With the family cut out for the sky replacement, it was trivial for me to make the background even blurrier and less distracting by duplicating the background layer, adding some blur to it, and then using a gradient on the layer mask to give it a realistic fade from background to foreground. I used the gaussian blur tool to blur out the background but the trick is to ensure that you don’t accidentally blur it too much, you still want things to look natural!
One trick to back lighting is to have the light be small, approximately sun sized, and set at the widest setting for a nice wash of light. Even though the light is behind your subject, I recommend putting it in the frame. As you can see in the photos I’ve shared in this article, the actual light itself is just peeking out over a shoulder, giving us this illusion of a perfectly timed photo that look hours of planning to make sure the sun was exactly behind the subject
You also want to put the light as far back as possible while still affecting your image, at least twelve feet behind your subject, as otherwise you may get a harsh line where the light hits the ground.
With this image specifically we used a lot of the same techniques as the previous image, minus the enhanced bokeh and sky replacement, simply a speedlight set up far behind the subjects, and exposing for the face creating that flare just between the woman’s arm.
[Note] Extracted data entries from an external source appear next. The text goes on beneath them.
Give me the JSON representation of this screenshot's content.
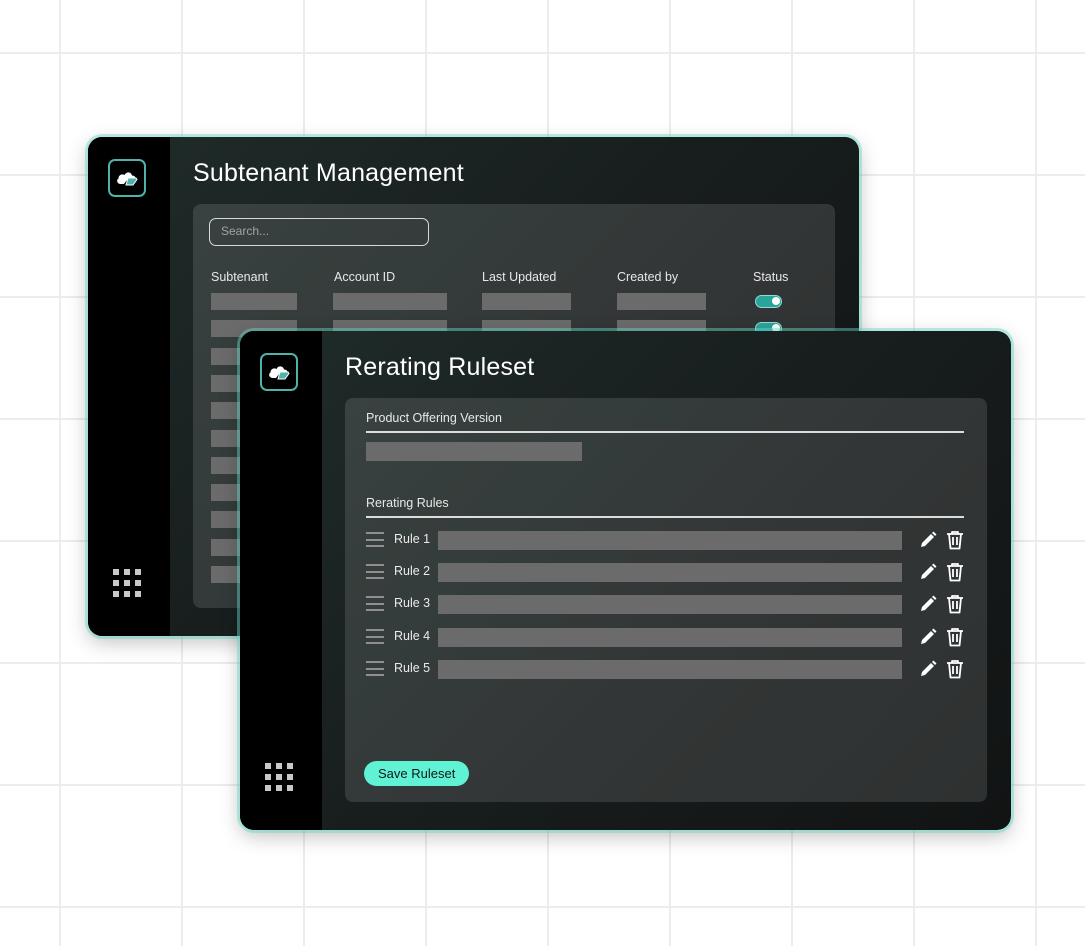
{
  "back_window": {
    "title": "Subtenant Management",
    "search_placeholder": "Search...",
    "columns": [
      "Subtenant",
      "Account ID",
      "Last Updated",
      "Created by",
      "Status"
    ],
    "row_count": 11,
    "visible_status_toggles": 2
  },
  "front_window": {
    "title": "Rerating Ruleset",
    "product_offering_label": "Product Offering Version",
    "rerating_rules_label": "Rerating Rules",
    "rules": [
      {
        "label": "Rule 1"
      },
      {
        "label": "Rule 2"
      },
      {
        "label": "Rule 3"
      },
      {
        "label": "Rule 4"
      },
      {
        "label": "Rule 5"
      }
    ],
    "save_label": "Save Ruleset"
  },
  "icons": {
    "logo": "cloud-tag-icon",
    "app_grid": "app-grid-icon",
    "drag": "drag-handle-icon",
    "edit": "pencil-icon",
    "delete": "trash-icon"
  },
  "colors": {
    "accent": "#5ff2d5",
    "toggle_on": "#2aa39b",
    "logo_border": "#4fb3ab"
  }
}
In conclusion, you can really stand out with your portraits by easily adding a simple speed light behind your subject, and throw a gel on it to make it extra warm and look like the sun. It’s a rather simple technique that can allow you to have complete control over your composition, not needing to worry too much about the actual direction of the sun and getting that perfect five minute window where the sun is in a very precise spot to get a very specific composition. You can shoot in any direction with much more flexible time windows in order to get beautiful sunset/rise looks with a much broader window. If course, this won’t work at high noon, but if lets you have a sunset that lasts for two to three hours rather than just five to ten minutes.
Have you ever shot with fake backlight for family portraits? I’d like to see your results below! What are some other tips you have for family portraits?